Caso Ayotzinapa

Padres de los 43 desaparecidos de Ayotzinapa son víctima de amenazas e intimidaciones

Un mes antes de que el autobús en que viajaran fuera atacado dos veces en la misma carretera, los familiares empezaron a recibir “mensajes de texto y llamadas con una especie de advertencia de que tuvieran cuidado porque iban a sufrir una agresión en carretera que iba a ser vista como un accidente”.
29 Jun 2016 – 5:27 PM EDT


Aproximadamente un mes antes de que el autobús en que viajaran fuera atacado dos veces en la misma carretera, “empezaron a llegar a los padres de familia mensajes de texto y llamadas con una especie de advertencia de que tuvieran cuidado porque iban a sufrir una agresión en carretera que iba a ser vista como un accidente”.

Vidulfo Rosales, el abogado de las familias de los 43 estudiantes de una escuela para maestros desaparecidos en septiembre de 2014 en la localidad de Iguala, al sur de México, contó a Univision Noticias vía telefónica que sus clientes han sido víctima de intimidaciones que se han incrementado al paso del tiempo.

El domingo pasado, un grupo de padres participó en una manifestación en la Ciudad de México a la que fueron invitados por maestros que luchan contra la reforma educativa del presidente Enrique Peña Nieto. Durante su participación contaron que la noche del sábado, camino a la movilización, sufrieron dos ataques.

Rosales relata a Univision Noticias que la noche del sábado 25 de julio “el autobús va circulando por la entrada de (la ciudad de) Cuernavaca (capital de la céntrica entidad de Morelos) y ahí se atraviesa un automóvil Nissan Sentra que intenta en vano cerrarle el paso al autobús. Lo único que vimos es que del coche le aventaron al bus unas cervezas”.

Ya cuando el convoy iba a salir de Cuernavaca –siempre de acuerdo al abogado--, se escucharon golpes en un costado del camión. “Varios pensamos que eran disparos pero eran pedradas, dos de las cuales se impactaron en el cristal izquierdo de la segunda o tercera ventanilla. Los padres se bajaron a ver qué pasaba y volvieron a ver el automóvil Sentra que los había atacado kilómetros atrás”.

Las amenazas comenzaron en el año 2015, relata Rosales. Dice que entonces les advertían que “no siguieran molestando, molestando al gobierno, o con marchas y bloqueos porque los iban a matar”.

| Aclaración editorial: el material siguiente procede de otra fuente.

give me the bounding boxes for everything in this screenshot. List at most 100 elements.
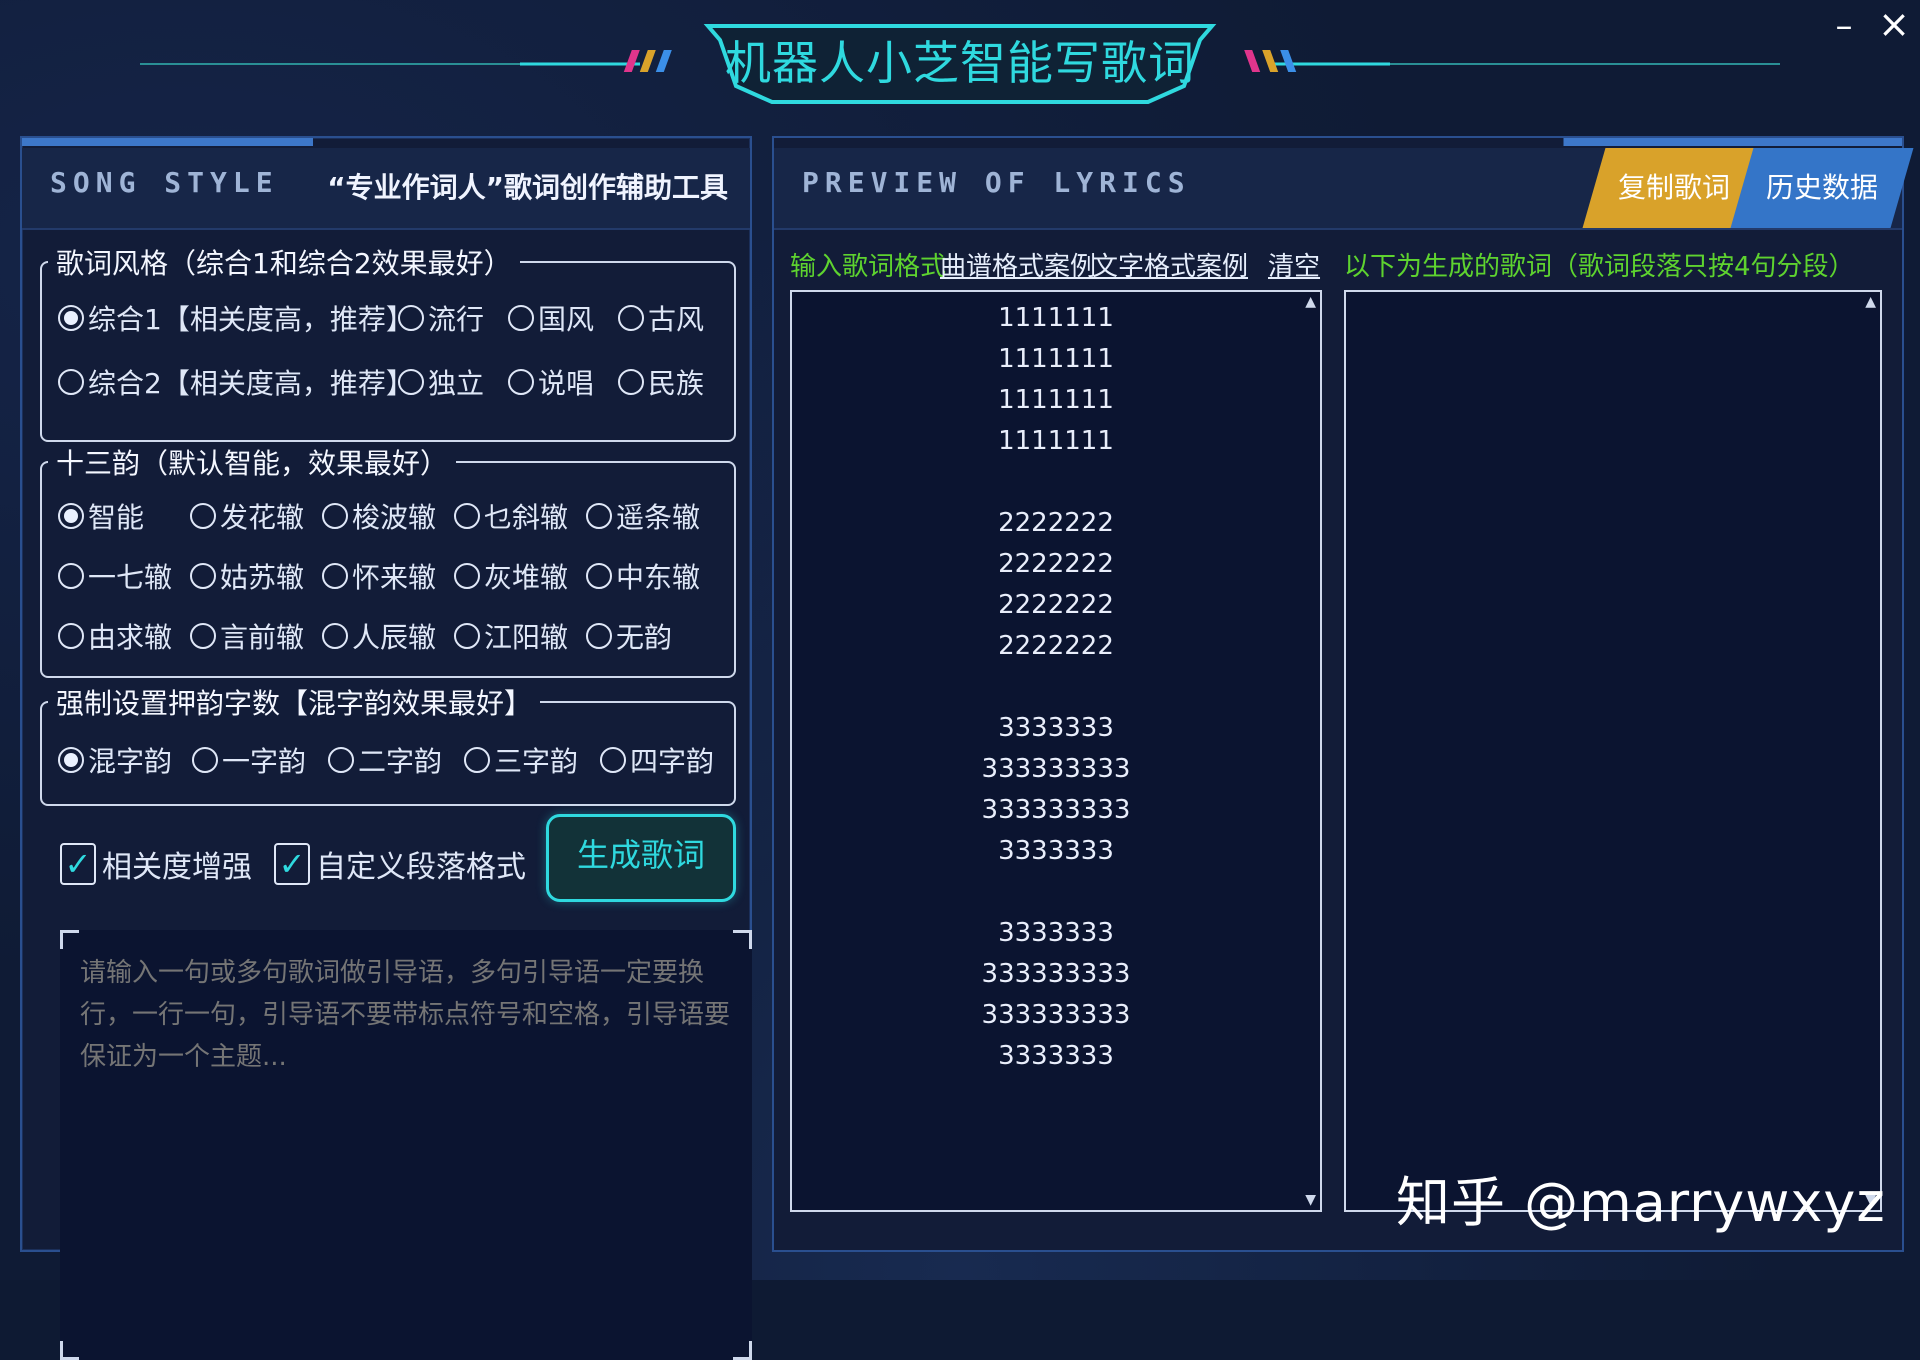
- radio-label: 灰堆辙: [484, 561, 569, 594]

“Otras ocasiones se identificaban como Guerreros Unidos, los Rojos u otros grupos delincuenciales”. De acuerdo a las autoridades, Guerreros Unidos es la banda criminal detrás de la desaparición de los 43 estudiantes. Por su parte, los Rojos son la banda que le disputa la zona.

Desde la desaparición de los 43 alumnos, las familias han recibido donativos de particulares, organizaciones y universidades. Vidulfo Rosales cuenta, por ejemplo que el Instituto Nacional de Antropología e Historia (INAH) les hizo entrega de 200,000 pesos (unos 11,000 dólares), que se encontraban en disputa porque la persona que los recibió no lo manifestó con claridad.

En ese tiempo, un padre de familia asegura haber recibido un correo amenazante en el que un grupo criminal le exigía la devolución de ese dinero, usado por los padres de familia para sus traslados y hospedajes, entre otras cosas.

Vidulfo Rosales asegura a Univision Noticias que por lo pronto se encuentran evaluando si levantan o no una denuncia ante las autoridades pertinentes, pero sí informarán de lo sucedido a la Comisión Interamericana de Derechos Humanos (CIDH).